Diantara ketiga jenis hutan ini, menurut mereka hutan yang paling baik dan disukai untuk berladang adalah jenis hutan rimba, namun hutan jenis ini menurut ketentuan adat tidak boleh dijadikan sebagai ladang, karena merupakan hutan cadangan, kayu-kayu yang ada dalam hutan ini hanya boleh dimanfaatkan untuk kepentingan pembangunan rumah atau memperbaiki rumah, jika ingin menmgambilnya harus terlebih dahulu meminta izin pada ketua adat.

 Hasil penelitian Mudiyono (1990:26-27), mengemukakan bahwa kreteria yang digunakan oleh ketua adat atau kepala suku  memberi izin untuk mengolah lahan di lihat dari kepastian hubungan hukum antara anggota persekutuan dengan suatu tanah tertentu dan menyatakan diri berlaku “ke dalam” dan “ke luar”. Berlakunya “ke luar” menyatakan bahwa hanya anggota persekutuan itu yang memegang hak sepenuhnya untuk mengerjakan, mengolah dan memungut hasil dari tanah yang digarapnya. Sungguhpun demikian adakalanya terdapat orang dari luar persekutuan yang karena kondisi tertentu diberi izin untuk menumpang berladang untuk jangka waktu satu atau dua musim tanam.

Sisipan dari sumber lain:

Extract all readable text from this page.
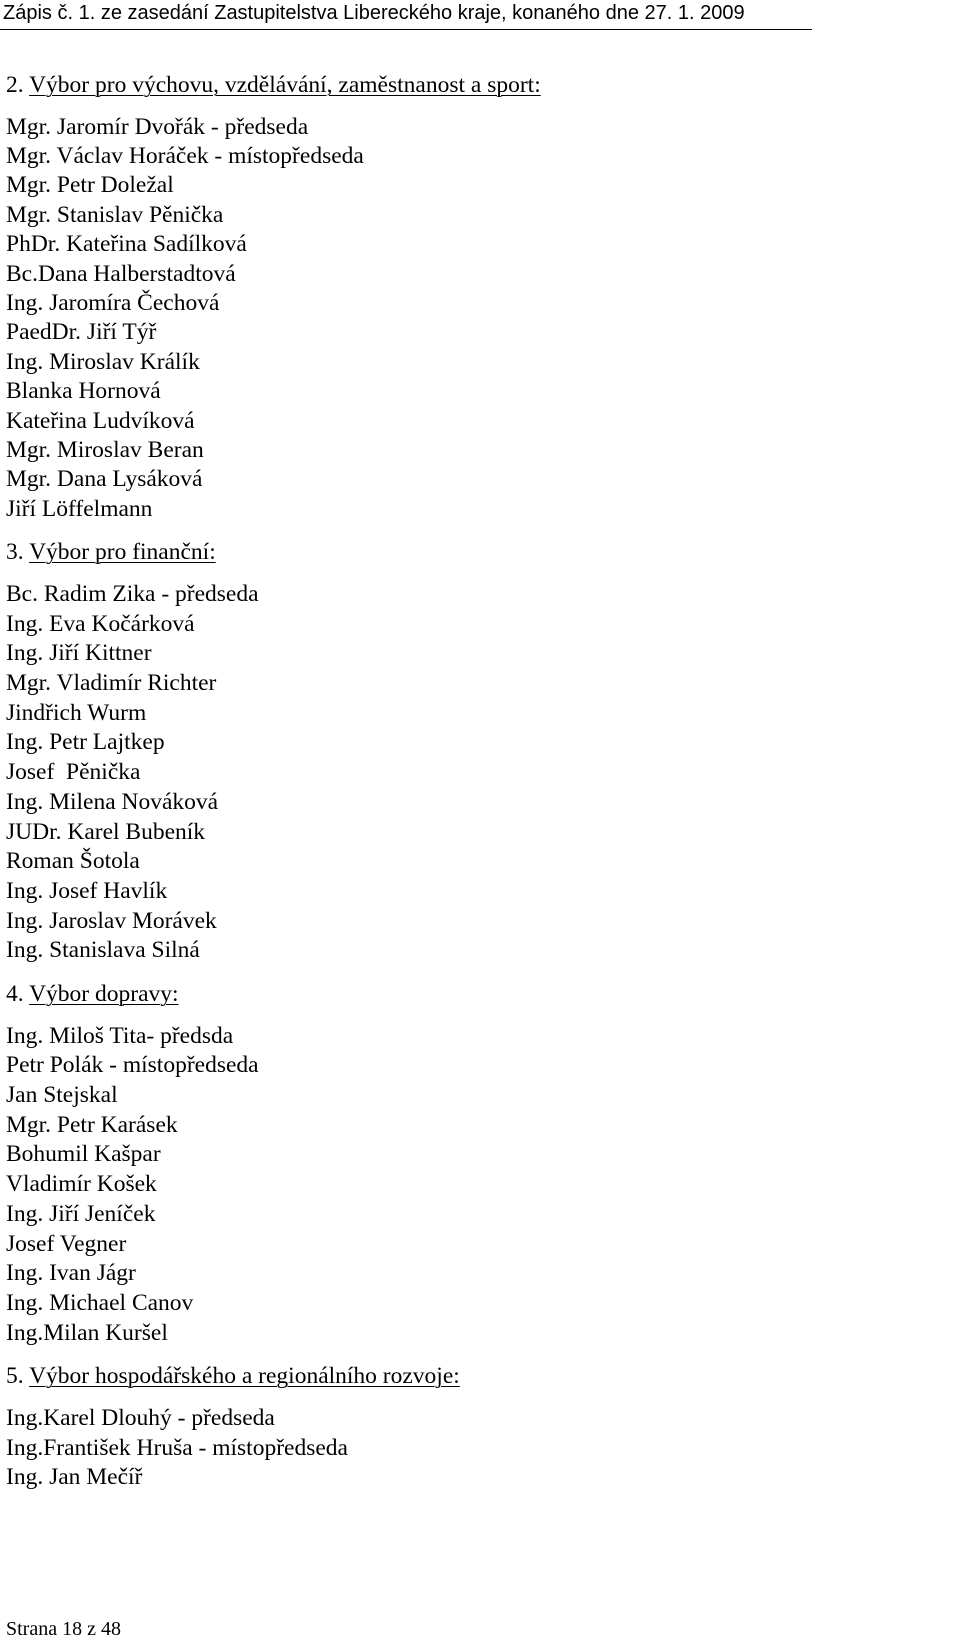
Zápis č. 1. ze zasedání Zastupitelstva Libereckého kraje, konaného dne 27. 1. 2009
2. Výbor pro výchovu, vzdělávání, zaměstnanost a sport:
Mgr. Jaromír Dvořák - předseda
Mgr. Václav Horáček - místopředseda
Mgr. Petr Doležal
Mgr. Stanislav Pěnička
PhDr. Kateřina Sadílková
Bc.Dana Halberstadtová
Ing. Jaromíra Čechová
PaedDr. Jiří Týř
Ing. Miroslav Králík
Blanka Hornová
Kateřina Ludvíková
Mgr. Miroslav Beran
Mgr. Dana Lysáková
Jiří Löffelmann
3. Výbor pro finanční:
Bc. Radim Zika - předseda
Ing. Eva Kočárková
Ing. Jiří Kittner
Mgr. Vladimír Richter
Jindřich Wurm
Ing. Petr Lajtkep
Josef  Pěnička
Ing. Milena Nováková
JUDr. Karel Bubeník
Roman Šotola
Ing. Josef Havlík
Ing. Jaroslav Morávek
Ing. Stanislava Silná
4. Výbor dopravy:
Ing. Miloš Tita- předsda
Petr Polák - místopředseda
Jan Stejskal
Mgr. Petr Karásek
Bohumil Kašpar
Vladimír Košek
Ing. Jiří Jeníček
Josef Vegner
Ing. Ivan Jágr
Ing. Michael Canov
Ing.Milan Kuršel
5. Výbor hospodářského a regionálního rozvoje:
Ing.Karel Dlouhý - předseda
Ing.František Hruša - místopředseda
Ing. Jan Mečíř
Strana 18 z 48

 Berlakunya “ke dalam” menyatakan mengatur hak-hak perseorangan atas tanah sesuai dengan norma-norma adat yang telah disepakati bersama. Anggota persekutuan dapat memiliki hak untuk menguasai dan mengolah tanah, kebun atau rawa-rawa.   Apabila petani penggarap meninggalkan wilayah  (benua) dan tidak kembali lagi maka penguasaan atas tanah menjadi hilang. Hak penguasaan tanah kembali kepada persekutuan dan melalui musyawarah ketua adat dapat memberikannya kepada anggota lain untuk menguasainya. Tetapi jika seseorang sampai pada kematiannya tetap bermukim di daerah persekutuan maka tanah yang telah digarap dapat diwariskan kepada anak cucunya.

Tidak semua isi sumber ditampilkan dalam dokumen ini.